Y es que tanto el cine como buena parte de la literatura nos ha enseñado dos tipos de “Isla Esmeralda”. Uno es el país bucólico, ensoñador, revestido de un misticismo que entronca con sus parajes naturales y su ancestral cultura. El otro es el de la violencia: la lucha por la independencia y el posterior enquistamiento del conflicto por Irlanda del Norte, con el brutal terrorismo del IRA y la espeluznante represión británica como los atroces extremos de una sinrazón que, afortunadamente, parece encauzada hacia un escenario pacífico —no exento de problemas—. Ahora La Furiaañade una tercera faceta, una vivamente actual, poderosamente realista, marcada por la corrupción y la crisis económica, amigos íntimos del crimen. Y sangrantemente familiar.

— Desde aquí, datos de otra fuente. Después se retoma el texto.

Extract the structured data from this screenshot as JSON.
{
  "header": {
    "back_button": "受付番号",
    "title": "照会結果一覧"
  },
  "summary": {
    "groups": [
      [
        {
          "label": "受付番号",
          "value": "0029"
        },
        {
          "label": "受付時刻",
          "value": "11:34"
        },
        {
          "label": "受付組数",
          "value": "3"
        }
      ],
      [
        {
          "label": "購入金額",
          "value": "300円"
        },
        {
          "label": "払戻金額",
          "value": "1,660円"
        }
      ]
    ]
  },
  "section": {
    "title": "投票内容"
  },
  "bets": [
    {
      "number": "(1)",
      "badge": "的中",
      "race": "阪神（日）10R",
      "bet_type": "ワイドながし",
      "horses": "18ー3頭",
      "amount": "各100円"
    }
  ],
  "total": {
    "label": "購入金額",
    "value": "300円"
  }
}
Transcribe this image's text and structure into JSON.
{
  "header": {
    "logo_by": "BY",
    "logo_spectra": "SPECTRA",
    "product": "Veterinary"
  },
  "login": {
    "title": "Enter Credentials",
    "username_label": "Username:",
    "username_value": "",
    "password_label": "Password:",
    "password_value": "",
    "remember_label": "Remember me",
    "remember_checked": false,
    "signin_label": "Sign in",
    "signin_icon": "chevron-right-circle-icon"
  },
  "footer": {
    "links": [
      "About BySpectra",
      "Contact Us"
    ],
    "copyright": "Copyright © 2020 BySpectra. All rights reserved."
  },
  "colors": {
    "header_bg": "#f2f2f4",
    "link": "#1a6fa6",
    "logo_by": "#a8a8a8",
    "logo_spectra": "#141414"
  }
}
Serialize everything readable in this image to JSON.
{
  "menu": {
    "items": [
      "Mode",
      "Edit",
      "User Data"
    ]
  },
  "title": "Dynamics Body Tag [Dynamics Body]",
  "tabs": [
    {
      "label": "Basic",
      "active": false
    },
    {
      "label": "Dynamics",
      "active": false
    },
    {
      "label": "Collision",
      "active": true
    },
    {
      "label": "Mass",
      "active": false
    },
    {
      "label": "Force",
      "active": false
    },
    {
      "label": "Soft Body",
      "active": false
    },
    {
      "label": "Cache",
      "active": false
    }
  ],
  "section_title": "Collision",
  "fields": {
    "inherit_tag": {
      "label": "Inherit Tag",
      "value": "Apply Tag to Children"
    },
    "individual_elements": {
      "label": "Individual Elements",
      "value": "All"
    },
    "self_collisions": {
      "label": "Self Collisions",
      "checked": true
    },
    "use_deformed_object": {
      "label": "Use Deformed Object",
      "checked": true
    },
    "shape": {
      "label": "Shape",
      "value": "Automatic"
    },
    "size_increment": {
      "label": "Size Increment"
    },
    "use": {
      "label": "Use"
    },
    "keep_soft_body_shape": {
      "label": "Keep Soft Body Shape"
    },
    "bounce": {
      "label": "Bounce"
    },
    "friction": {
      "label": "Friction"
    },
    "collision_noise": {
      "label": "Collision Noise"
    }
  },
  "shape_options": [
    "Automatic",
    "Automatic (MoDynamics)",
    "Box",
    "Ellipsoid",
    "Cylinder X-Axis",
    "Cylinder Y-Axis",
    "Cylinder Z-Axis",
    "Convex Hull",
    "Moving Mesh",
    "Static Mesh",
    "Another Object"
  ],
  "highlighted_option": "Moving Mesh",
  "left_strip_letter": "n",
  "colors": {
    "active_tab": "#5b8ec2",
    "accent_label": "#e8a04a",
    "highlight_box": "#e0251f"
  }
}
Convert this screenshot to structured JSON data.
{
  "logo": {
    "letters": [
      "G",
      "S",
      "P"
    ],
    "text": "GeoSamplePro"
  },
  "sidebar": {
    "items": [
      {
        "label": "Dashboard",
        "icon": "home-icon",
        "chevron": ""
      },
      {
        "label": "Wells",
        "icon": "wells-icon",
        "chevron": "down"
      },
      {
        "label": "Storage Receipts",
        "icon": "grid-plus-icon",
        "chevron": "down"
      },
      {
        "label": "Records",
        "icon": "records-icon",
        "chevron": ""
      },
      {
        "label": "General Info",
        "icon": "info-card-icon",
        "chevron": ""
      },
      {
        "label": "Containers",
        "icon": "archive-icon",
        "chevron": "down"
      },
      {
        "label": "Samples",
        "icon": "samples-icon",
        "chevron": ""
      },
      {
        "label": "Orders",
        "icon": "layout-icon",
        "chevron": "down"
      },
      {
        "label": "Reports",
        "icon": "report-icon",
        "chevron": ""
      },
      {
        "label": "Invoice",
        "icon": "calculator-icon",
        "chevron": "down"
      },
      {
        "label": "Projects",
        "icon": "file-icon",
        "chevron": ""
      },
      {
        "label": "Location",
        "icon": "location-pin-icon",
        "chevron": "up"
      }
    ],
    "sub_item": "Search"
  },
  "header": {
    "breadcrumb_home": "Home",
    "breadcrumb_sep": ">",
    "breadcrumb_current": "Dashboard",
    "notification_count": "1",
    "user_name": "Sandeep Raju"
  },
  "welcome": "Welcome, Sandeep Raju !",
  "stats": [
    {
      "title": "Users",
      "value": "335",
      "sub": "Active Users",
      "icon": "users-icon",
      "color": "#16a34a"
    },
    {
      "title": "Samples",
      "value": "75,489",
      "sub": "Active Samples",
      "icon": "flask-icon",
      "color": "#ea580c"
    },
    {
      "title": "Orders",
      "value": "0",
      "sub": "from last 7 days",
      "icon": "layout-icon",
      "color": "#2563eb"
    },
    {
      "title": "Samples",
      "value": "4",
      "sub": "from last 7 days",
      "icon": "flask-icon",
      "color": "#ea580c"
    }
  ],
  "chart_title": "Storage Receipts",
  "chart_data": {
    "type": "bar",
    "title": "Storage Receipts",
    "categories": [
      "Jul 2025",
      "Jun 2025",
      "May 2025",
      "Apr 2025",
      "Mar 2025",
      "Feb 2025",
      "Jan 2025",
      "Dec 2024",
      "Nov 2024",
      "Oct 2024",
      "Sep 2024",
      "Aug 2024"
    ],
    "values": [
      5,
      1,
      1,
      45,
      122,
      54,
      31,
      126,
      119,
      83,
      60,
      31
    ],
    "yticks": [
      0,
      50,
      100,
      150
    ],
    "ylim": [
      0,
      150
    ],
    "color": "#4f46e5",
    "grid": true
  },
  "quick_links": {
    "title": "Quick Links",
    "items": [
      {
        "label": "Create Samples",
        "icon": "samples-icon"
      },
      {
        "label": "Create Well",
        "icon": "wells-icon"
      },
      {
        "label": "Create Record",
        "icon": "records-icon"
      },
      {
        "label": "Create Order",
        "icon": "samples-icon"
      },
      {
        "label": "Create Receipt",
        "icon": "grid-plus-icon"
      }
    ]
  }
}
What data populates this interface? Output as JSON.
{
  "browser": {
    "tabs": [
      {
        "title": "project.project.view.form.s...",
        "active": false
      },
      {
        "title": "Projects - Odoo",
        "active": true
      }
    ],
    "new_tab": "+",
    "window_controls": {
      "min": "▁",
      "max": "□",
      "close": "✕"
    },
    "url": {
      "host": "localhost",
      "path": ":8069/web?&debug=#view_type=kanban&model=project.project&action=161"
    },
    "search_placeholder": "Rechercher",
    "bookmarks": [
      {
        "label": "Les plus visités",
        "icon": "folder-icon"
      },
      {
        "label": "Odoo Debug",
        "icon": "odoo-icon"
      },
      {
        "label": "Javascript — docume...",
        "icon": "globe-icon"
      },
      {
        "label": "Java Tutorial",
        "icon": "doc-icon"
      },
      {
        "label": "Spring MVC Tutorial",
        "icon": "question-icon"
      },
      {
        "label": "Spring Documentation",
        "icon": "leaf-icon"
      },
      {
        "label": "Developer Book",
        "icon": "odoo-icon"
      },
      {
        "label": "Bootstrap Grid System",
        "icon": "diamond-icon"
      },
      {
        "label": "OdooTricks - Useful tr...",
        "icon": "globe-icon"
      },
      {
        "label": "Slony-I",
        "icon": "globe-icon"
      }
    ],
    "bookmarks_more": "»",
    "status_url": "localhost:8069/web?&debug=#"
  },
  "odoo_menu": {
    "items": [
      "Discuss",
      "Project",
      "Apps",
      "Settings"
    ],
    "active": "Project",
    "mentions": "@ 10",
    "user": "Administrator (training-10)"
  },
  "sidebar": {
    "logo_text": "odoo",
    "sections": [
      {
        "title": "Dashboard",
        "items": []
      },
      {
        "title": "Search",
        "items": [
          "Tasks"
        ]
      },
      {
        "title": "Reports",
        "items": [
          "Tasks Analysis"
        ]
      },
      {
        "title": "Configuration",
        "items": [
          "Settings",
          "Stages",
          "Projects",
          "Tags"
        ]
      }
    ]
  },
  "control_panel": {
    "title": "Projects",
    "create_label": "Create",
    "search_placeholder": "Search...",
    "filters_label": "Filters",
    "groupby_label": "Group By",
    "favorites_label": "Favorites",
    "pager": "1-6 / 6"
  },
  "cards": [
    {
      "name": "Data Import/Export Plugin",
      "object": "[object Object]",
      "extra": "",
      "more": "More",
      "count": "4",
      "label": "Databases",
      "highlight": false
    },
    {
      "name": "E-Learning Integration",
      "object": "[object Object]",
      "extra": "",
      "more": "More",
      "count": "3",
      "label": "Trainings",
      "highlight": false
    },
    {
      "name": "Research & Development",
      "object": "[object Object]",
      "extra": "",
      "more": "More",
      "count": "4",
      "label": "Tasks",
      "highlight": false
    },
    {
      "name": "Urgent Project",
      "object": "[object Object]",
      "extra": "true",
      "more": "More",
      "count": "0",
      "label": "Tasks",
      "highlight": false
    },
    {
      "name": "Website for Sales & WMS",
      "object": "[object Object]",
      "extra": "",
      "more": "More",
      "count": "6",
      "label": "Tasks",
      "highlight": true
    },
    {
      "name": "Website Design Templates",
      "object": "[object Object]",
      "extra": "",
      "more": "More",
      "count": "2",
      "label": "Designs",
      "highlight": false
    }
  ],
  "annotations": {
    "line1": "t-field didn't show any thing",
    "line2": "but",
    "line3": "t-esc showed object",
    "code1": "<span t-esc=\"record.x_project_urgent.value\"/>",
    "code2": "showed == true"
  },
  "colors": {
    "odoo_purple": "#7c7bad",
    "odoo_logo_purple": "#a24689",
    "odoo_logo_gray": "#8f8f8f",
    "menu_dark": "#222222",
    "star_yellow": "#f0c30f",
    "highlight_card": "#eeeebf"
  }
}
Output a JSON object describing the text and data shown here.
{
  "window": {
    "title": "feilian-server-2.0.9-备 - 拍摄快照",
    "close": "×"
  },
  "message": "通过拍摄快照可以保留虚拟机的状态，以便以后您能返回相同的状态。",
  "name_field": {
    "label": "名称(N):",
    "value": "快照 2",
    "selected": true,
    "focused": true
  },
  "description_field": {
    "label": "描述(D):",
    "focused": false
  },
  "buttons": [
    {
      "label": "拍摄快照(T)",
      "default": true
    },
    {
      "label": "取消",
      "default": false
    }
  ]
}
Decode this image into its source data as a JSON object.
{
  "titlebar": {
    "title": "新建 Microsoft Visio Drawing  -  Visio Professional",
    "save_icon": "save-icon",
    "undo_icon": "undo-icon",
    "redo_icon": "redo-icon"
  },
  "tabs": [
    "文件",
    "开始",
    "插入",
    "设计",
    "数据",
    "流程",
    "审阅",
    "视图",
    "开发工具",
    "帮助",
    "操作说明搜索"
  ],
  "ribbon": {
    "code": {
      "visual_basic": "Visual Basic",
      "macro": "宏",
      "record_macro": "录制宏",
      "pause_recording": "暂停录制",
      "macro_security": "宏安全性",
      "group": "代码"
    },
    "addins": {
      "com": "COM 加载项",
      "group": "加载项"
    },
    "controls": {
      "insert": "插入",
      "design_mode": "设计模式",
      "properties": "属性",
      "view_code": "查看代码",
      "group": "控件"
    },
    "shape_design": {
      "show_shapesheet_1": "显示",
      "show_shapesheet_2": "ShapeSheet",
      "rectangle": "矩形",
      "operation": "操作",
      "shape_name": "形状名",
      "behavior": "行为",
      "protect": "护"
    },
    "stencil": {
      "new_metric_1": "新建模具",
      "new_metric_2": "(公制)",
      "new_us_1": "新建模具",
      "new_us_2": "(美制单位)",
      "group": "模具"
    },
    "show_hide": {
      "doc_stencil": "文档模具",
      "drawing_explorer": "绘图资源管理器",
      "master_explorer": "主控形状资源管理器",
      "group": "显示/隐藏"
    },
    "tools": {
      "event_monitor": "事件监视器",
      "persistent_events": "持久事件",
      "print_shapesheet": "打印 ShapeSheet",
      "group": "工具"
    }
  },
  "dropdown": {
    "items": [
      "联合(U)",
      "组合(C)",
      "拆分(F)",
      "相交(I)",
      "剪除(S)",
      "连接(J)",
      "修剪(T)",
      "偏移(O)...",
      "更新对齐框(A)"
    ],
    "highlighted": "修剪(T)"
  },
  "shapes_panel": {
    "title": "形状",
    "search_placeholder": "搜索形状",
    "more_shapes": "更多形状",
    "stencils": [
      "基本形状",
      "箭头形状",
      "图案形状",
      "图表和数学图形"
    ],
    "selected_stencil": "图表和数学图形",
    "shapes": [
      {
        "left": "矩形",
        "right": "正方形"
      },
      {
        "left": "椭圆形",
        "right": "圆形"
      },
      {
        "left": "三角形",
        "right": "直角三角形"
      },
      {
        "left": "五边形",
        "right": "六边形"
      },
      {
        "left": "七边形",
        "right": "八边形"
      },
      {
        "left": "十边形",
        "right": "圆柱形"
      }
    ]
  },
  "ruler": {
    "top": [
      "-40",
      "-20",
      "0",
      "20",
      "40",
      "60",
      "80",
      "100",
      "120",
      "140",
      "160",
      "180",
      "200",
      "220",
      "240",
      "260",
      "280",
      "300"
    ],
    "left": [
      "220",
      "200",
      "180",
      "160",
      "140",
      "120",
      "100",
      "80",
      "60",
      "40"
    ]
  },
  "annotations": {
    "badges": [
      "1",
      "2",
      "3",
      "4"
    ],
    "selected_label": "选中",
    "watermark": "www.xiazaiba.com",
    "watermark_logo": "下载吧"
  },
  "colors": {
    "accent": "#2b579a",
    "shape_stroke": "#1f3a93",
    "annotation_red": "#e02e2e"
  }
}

Kerrigan construye una doble trama criminal para pintar un fresco social verde-blanco-naranja que apenas deja títere con cabeza. Por un lado, la historia de Vincent Naylor, que podríamos calificar como “tradicional”, es decir, la de un delincuente de poca monta que, recién salido de la cárcel planea su siguiente golpe, el más ambicioso, que potencialmente podría retirarlo. Por el otro, el asesinato irresoluto del banquero Emmet Sweetman, un tipo de crimen más “de nuestros días”, de gente trajeada con cargos de alto rango, estatus social, poder… y cero escrúpulos para robar lo que no es suyo sin mancharse las manos y, por supuesto, salir indemnes, amparados por un poder político no sólo cómplice, sino abnegado súbdito. El hallazgo de La Furia, tan fascinante como deprimente, es que uno no se entiende sin el otro.
Frente a los criminales tenemos al sargento detective Bob Tidey, un honesto “perro viejo” que ve cómo su mundo policial es ahora un microcosmos de la sociedad resquebrajada, o a punto de ser despedazada por ese depredador conocido como capitalismo —página 21, no hace falta decir mucho más—. Muy pronto el agente se da cuenta que la resolución del caso Sweetman conlleva dificultades “extras de orden interno”. Tidey tiene algo de Serpico, pero sin el innecesario glamour americano de “el último héroe contra el sistema” y, mientras se enreda contra superiores negligentes y compañeros serviles —”Hoy en día es como si todo el mundo estuviera agradecido por ser una unidad de producción, por que te enchufen o te desenchufen según la voluntad del patrón”—, demasiado apegados a su silla, es capaz de lanzar demoledoras sentencias que van más allá de sus circunstancias puntuales. —”Cada vez que algo nos incomoda, miramos hacia otro lado […] cuando necesitamos hacer algo, siempre hay alguien que nos dice que tenemos que ponernos el traje de patriota y callar la puta boca.”— A través de las acciones y las palabras de Tidey, Kerrigan nos habla de un país desahuciado, en venta a precio de saldo, a disposición de las aves de rapiña encorbatadas —¿os suena?— y la violencia.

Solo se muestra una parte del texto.